One Thousand and One Nights
One Thousand and One Nights (Arabic: أَلْف لَيْلَة وَلَيْلَة, ʾAlf Laylah wa-Laylah) is a collection of Middle Eastern folk tales compiled in Arabic during the Islamic Golden Age. It is often known in English as the Arabian Nights, from the first English-language edition (c. 1706 – 1721), which rendered the title as The Arabian Nights’ Entertainment.
The work was collected over many centuries by various authors, translators, and scholars across West, Central and South Asia, and North Africa. Some tales themselves trace their roots back to ancient and medieval Arabic, Persian, Indian, Greek, Jewish and Turkish folklore and literature. In particular, many tales were originally folk stories from the Abbasid and Mamluk eras, while others, especially the frame story, are most probably drawn from the Pahlavi Persian work Hezār Afsān (Persian: هزار افسان, lit. A Thousand Tales), which in turn relied partly on Indian elements.
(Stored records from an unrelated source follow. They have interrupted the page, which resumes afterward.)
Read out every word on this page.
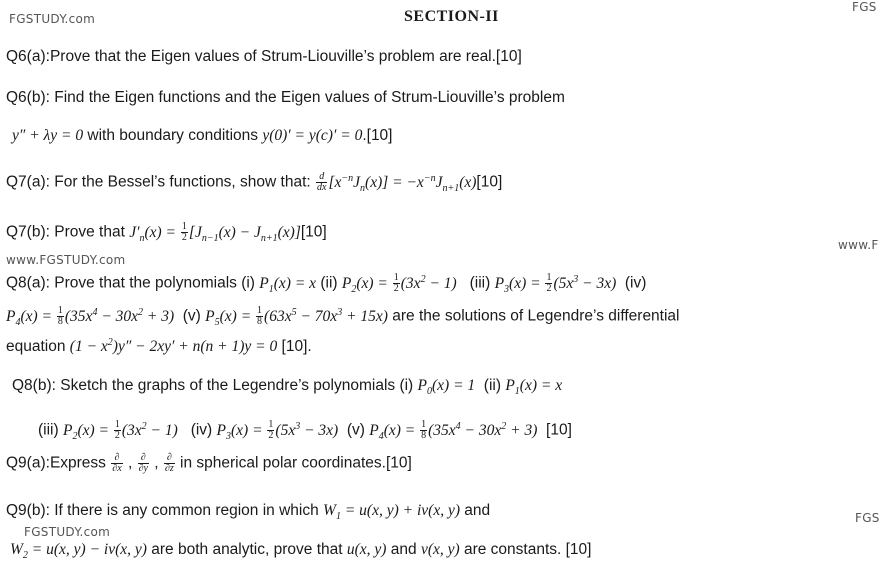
FGSTUDY.com
FGS
SECTION-II
Q6(a):Prove that the Eigen values of Strum-Liouville’s problem are real.[10]
Q6(b): Find the Eigen functions and the Eigen values of Strum-Liouville’s problem
y″ + λy = 0 with boundary conditions y(0)′ = y(c)′ = 0.[10]
Q7(a): For the Bessel’s functions, show that: $\frac{d}{dx} [x^{-n}J_n(x)] = -x^{-n}J_{n+1}(x)[10]$
Q7(b): Prove that $J'_n(x) = \frac{1}{2} [J_{n-1}(x) - J_{n+1}(x)][10]$
www.FGSTUDY.com
www.F
Q8(a): Prove that the polynomials (i) $P_1(x) = x$ (ii) $P_2(x) = \frac{1}{2} (3x^2 - 1)$   (iii) $P_3(x) = \frac{1}{2} (5x^3 - 3x)$  (iv)
$P_4(x) = \frac{1}{8} (35x^4 - 30x^2 + 3)$  (v) $P_5(x) = \frac{1}{8} (63x^5 - 70x^3 + 15x)$ are the solutions of Legendre’s differential
equation $(1 - x^2)y'' - 2xy' + n(n + 1)y = 0$ [10].
Q8(b): Sketch the graphs of the Legendre’s polynomials (i) $P_0(x) = 1$  (ii) $P_1(x) = x$
(iii) $P_2(x) = \frac{1}{2} (3x^2 - 1)$   (iv) $P_3(x) = \frac{1}{2} (5x^3 - 3x)$  (v) $P_4(x) = \frac{1}{8} (35x^4 - 30x^2 + 3)$ [10]
Q9(a):Express $\frac{\partial}{\partial x}$ , $\frac{\partial}{\partial y}$ , $\frac{\partial}{\partial z}$ in spherical polar coordinates.[10]
Q9(b): If there is any common region in which $W_1 = u(x$, y) + iv(x, y) and
FGSTUDY.com
FGS
$W_2 = u(x$, y) − iv(x, y) are both analytic, prove that u(x, y) and v(x, y) are constants. [10]
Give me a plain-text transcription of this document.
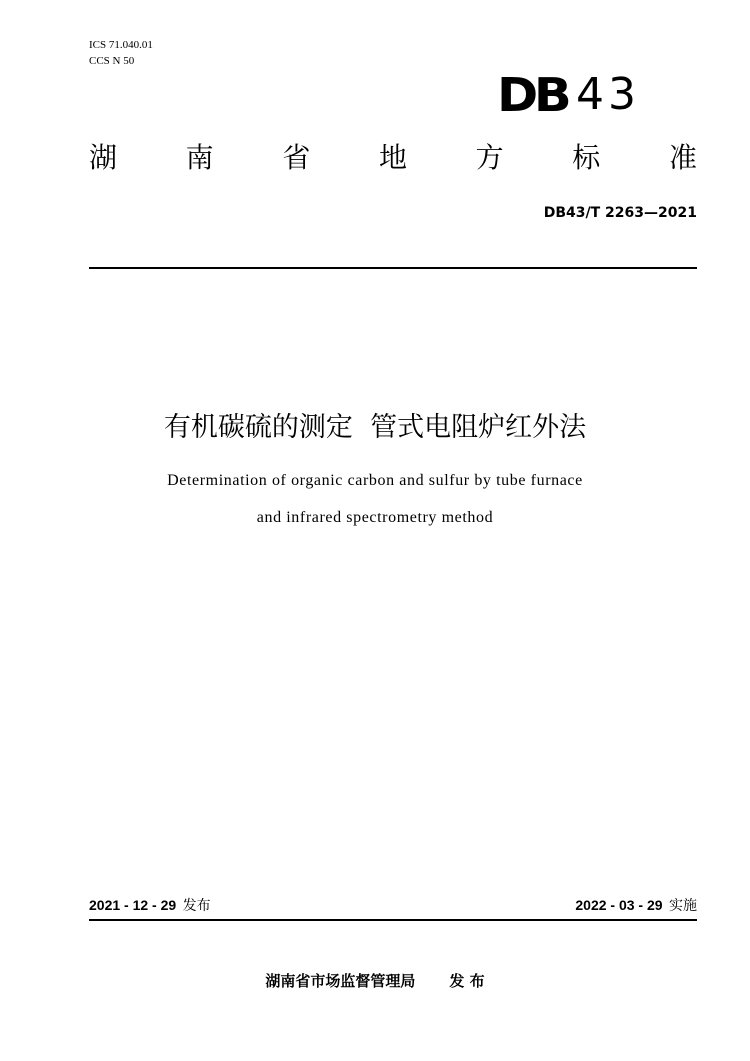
ICS 71.040.01
CCS N 50
DB 43
湖 南 省 地 方 标 准
DB43/T 2263—2021
有机碳硫的测定  管式电阻炉红外法
Determination of organic carbon and sulfur by tube furnace
and infrared spectrometry method
2021 - 12 - 29 发布	2022 - 03 - 29 实施
湖南省市场监督管理局 发 布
What is common throughout all the editions of the Nights is the initial frame story of the ruler Shahryār and his wife Scheherazade and the framing device incorporated throughout the tales themselves. The stories proceed from this original tale; some are framed within other tales, while others are self-contained. Some editions contain only a few hundred nights, while others include 1,001 or more. The bulk of the text is in prose, although verse is occasionally used for songs and riddles and to express heightened emotion. Most of the poems are single couplets or quatrains, although some are longer.
Some of the stories commonly associated with The Nights, in particular “Aladdin’s Wonderful Lamp“, “Ali Baba and the Forty Thieves“, and “The Seven Voyages of Sinbad the Sailor”, were not part of The Nights in its original Arabic versions but were added to the collection by Antoine Galland and other European translators.